Everyone has that moment from the time they are born. Their day is written in the book of life. Nothing can change that no matter the circumstances. Some question why. Others are full of resentment and grief.
When is my day? I frequently ask myself that question. There are days the struggles within myself to believe any self worth is even possible.
If I were to say goodbye tonight would you be alright. Would it shed some pain and conflict for you? Would the grief wear off and normal life set in? Would you find yourself happier without my lectures and holding you accountable? Would it be better to not have my nagging voice?
Saying goodbye is difficult but to know you will be in a better place and have a life full of happiness. Moments I would slip into your mind letting you know I am there to watch over you from afar.
That’s how a suicidal mind works.

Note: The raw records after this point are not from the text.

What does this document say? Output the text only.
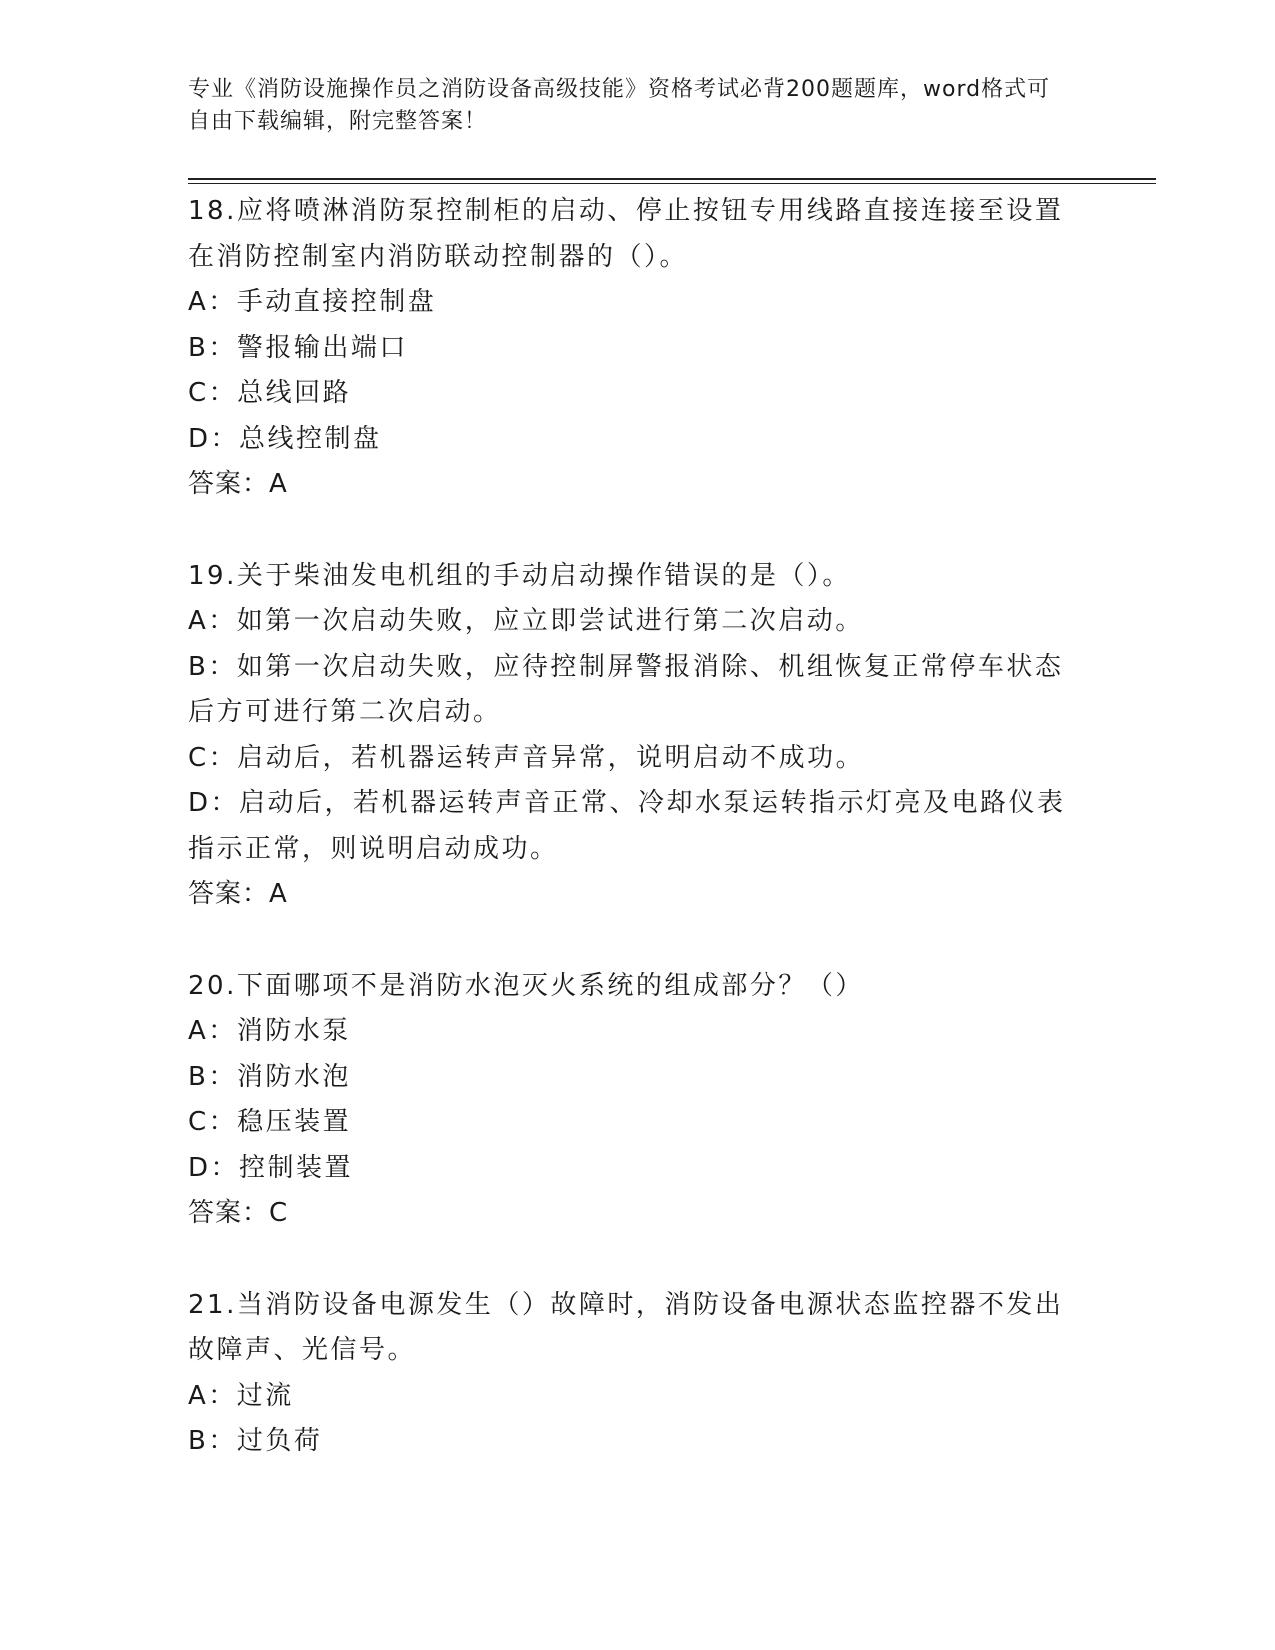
专业《消防设施操作员之消防设备高级技能》资格考试必背200题题库，word格式可自由下载编辑，附完整答案！
18.应将喷淋消防泵控制柜的启动、停止按钮专用线路直接连接至设置在消防控制室内消防联动控制器的（）。
A：手动直接控制盘
B：警报输出端口
C：总线回路
D：总线控制盘
答案：A
19.关于柴油发电机组的手动启动操作错误的是（）。
A：如第一次启动失败，应立即尝试进行第二次启动。
B：如第一次启动失败，应待控制屏警报消除、机组恢复正常停车状态后方可进行第二次启动。
C：启动后，若机器运转声音异常，说明启动不成功。
D：启动后，若机器运转声音正常、冷却水泵运转指示灯亮及电路仪表指示正常，则说明启动成功。
答案：A
20.下面哪项不是消防水泡灭火系统的组成部分？（）
A：消防水泵
B：消防水泡
C：稳压装置
D：控制装置
答案：C
21.当消防设备电源发生（）故障时，消防设备电源状态监控器不发出故障声、光信号。
A：过流
B：过负荷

That those they leave behind are in a better place because of their nonexistence. Beaten down and battered mentally exhausted with nothing at all to offer. The world is better because they can now function without the mean and brutal person that one haunted them daily.
They will never be an embarrassment or problem again. They won’t burden your life with needs and wants or discipline. They were never good enough anyway and won’t truly ever succeed or make you happy.
They are at peace knowing they made the world a better place by leaving. The thoughts don’t connect for someone who doesn’t understand the disease and those who try to mearly look at it as a cop out.
To those who do it is felt as sacrifice at making the world a happier place without them. Did you ask me if I was ok? Did you just sit in silence with me knowing my pain? I’m so sorry I came into your life and made it so miserable. I couldn’t make it right.
Maybe i will come back to this world a better person. A kinder more gentle person. Full of love and understanding. Without pain to inflict on the world.
No more emptiness. No more suffering. Most of all you can find your happiness just saying goodbye.